How spending $400 on a contract can save you $10,000
Spending money can be fun – when….it’s on fun things.
But spending money on stuff like legalities is..well..not fun. Not sexy. And downright painful sometimes.
But let me tell you a story, my friend. One that is a common situation I am seeing weekly as y’all roll up to my law firm email with issues.
Instead of choosing:
- peace of mind
- confidence
- doing the right thing
- spending a little cash
Many of you are choosing to simply wait until you have an issue in your business.
Let’s take Eva the Entrepreneur. She came to me at the beginning of the year – FIRED UP to get her business ready to roll. However, Eva didn’t want to spend a few hundred dollars on creating a lawyer-drafted contract for her business.
Eva chose to "wing it" by using free resources she found online, along with her own efforts in Microsoft Word and ChatGPT, to create her own contract.
Eight months later, Eva is back in my inbox because a client of hers has an issue with Eva. Now, mind you, Eva hadn’t really done anything wrong with the client. Provided service, abided by the contract, and all should have been good. Client was not happy and decided to file a lawsuit.
Here’s where the issues really start to ramp up. While you may think that Eva is in the “clear” because she didn’t do anything wrong and had a “contract” – that's not the case. Eva still has to financially pay out to a lawyer and expend financial and emotional resources to prove to the court she did nothing wrong.
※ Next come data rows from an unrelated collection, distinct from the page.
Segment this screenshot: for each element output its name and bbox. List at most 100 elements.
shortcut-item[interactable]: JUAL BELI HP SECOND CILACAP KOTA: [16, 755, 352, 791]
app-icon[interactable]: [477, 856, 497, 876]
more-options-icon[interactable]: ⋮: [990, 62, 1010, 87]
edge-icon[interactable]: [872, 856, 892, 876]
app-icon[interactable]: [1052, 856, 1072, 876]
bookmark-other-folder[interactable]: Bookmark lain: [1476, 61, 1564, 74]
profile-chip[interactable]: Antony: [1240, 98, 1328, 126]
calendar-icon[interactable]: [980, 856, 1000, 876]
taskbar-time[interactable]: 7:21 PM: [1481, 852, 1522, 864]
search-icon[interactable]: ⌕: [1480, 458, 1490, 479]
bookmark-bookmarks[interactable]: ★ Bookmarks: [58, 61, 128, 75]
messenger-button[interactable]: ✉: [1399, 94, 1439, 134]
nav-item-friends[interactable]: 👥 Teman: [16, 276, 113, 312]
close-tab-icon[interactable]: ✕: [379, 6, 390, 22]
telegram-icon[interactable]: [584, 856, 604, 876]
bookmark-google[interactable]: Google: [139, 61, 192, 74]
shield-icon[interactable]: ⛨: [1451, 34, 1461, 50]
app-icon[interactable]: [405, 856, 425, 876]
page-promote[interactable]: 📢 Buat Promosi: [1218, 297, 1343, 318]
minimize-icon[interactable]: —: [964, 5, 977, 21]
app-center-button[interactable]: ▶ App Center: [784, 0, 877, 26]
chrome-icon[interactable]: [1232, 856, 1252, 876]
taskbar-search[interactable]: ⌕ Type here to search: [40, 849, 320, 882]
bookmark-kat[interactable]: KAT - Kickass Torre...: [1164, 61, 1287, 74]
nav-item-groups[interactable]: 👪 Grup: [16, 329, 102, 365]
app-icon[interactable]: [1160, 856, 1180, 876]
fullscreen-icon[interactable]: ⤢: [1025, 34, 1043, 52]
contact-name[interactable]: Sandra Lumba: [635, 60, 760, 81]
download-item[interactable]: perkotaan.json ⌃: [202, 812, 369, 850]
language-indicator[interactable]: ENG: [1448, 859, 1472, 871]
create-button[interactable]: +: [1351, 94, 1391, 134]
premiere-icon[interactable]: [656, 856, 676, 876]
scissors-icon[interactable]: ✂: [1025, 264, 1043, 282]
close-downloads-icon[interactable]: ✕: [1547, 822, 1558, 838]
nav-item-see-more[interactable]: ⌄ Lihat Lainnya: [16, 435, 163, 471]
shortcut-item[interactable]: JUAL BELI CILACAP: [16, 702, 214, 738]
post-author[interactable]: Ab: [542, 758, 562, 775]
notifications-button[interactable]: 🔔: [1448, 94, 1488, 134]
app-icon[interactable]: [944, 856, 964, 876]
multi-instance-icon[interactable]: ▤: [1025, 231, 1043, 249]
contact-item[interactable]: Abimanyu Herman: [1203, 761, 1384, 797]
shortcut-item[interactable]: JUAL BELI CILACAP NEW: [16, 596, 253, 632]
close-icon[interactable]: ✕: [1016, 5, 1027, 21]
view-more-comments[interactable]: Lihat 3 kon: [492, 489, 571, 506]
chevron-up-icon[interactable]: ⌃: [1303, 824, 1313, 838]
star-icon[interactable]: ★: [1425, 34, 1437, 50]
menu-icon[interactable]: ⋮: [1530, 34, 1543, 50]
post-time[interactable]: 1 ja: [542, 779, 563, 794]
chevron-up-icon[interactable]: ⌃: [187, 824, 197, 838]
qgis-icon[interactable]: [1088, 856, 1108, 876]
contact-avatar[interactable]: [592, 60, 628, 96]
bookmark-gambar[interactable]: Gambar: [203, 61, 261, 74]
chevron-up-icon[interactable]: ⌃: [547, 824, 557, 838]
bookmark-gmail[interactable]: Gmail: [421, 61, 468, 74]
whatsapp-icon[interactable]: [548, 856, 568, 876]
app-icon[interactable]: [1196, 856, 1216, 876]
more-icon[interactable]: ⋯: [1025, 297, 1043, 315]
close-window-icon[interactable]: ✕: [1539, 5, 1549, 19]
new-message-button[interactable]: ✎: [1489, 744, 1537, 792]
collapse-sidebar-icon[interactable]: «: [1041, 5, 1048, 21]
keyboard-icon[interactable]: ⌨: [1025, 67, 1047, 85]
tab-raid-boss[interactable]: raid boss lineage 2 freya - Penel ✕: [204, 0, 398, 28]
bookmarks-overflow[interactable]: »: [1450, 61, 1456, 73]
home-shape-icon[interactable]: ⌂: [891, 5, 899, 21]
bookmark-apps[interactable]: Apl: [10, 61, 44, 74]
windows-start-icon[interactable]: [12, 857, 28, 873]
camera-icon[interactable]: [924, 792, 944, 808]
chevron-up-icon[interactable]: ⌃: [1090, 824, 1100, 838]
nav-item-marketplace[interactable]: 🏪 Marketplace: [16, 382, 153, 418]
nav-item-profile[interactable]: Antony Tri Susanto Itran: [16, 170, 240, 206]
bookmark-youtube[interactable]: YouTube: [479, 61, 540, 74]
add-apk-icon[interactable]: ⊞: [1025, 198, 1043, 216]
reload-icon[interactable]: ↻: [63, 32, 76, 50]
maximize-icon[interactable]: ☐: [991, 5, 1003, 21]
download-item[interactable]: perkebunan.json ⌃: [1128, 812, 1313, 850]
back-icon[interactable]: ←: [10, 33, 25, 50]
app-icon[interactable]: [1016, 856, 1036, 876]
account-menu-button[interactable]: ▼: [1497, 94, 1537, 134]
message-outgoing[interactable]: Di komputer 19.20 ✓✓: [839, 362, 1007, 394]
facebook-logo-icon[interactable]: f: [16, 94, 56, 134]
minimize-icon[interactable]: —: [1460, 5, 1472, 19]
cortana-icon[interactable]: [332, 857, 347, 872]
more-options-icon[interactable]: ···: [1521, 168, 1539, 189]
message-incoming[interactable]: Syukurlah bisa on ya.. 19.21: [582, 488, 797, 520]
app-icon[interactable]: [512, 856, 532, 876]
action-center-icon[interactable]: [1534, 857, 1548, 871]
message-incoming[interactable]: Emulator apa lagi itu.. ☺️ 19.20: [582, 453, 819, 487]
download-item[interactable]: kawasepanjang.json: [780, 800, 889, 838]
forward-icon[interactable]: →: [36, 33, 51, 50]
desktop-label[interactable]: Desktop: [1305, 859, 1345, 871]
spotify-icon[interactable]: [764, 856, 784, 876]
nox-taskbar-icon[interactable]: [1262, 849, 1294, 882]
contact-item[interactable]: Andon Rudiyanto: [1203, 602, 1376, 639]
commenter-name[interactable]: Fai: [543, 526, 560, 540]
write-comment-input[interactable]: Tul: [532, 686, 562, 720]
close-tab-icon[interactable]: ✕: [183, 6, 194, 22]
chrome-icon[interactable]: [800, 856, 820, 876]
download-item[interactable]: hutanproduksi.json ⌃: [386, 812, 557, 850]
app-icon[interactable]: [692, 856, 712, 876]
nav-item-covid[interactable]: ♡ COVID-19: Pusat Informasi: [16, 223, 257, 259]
Eva starts to see how her “saving” of the few hundred dollars is about to cost her a lot of money. When self-drafting her contract, Eva left out some very key legal miscellany, including attorney fees. Now, even though Eva wins in court, she isn't owed any attorney fees by the client.
Eva has now paid out almost $10,000 to her lawyer and is now paying the lawyer to draft the contract that she should have had done in the first place.
So you see Friends . . . It’s not a matter of IF an issue happens; it’s WHEN.
It’s also not you saying “well I’d never take my client to court” because they might take you.
The biggest takeaway: spend the $400 now to hopefully avoid paying $10,000 or more PLUS $500 for the contract template in the end.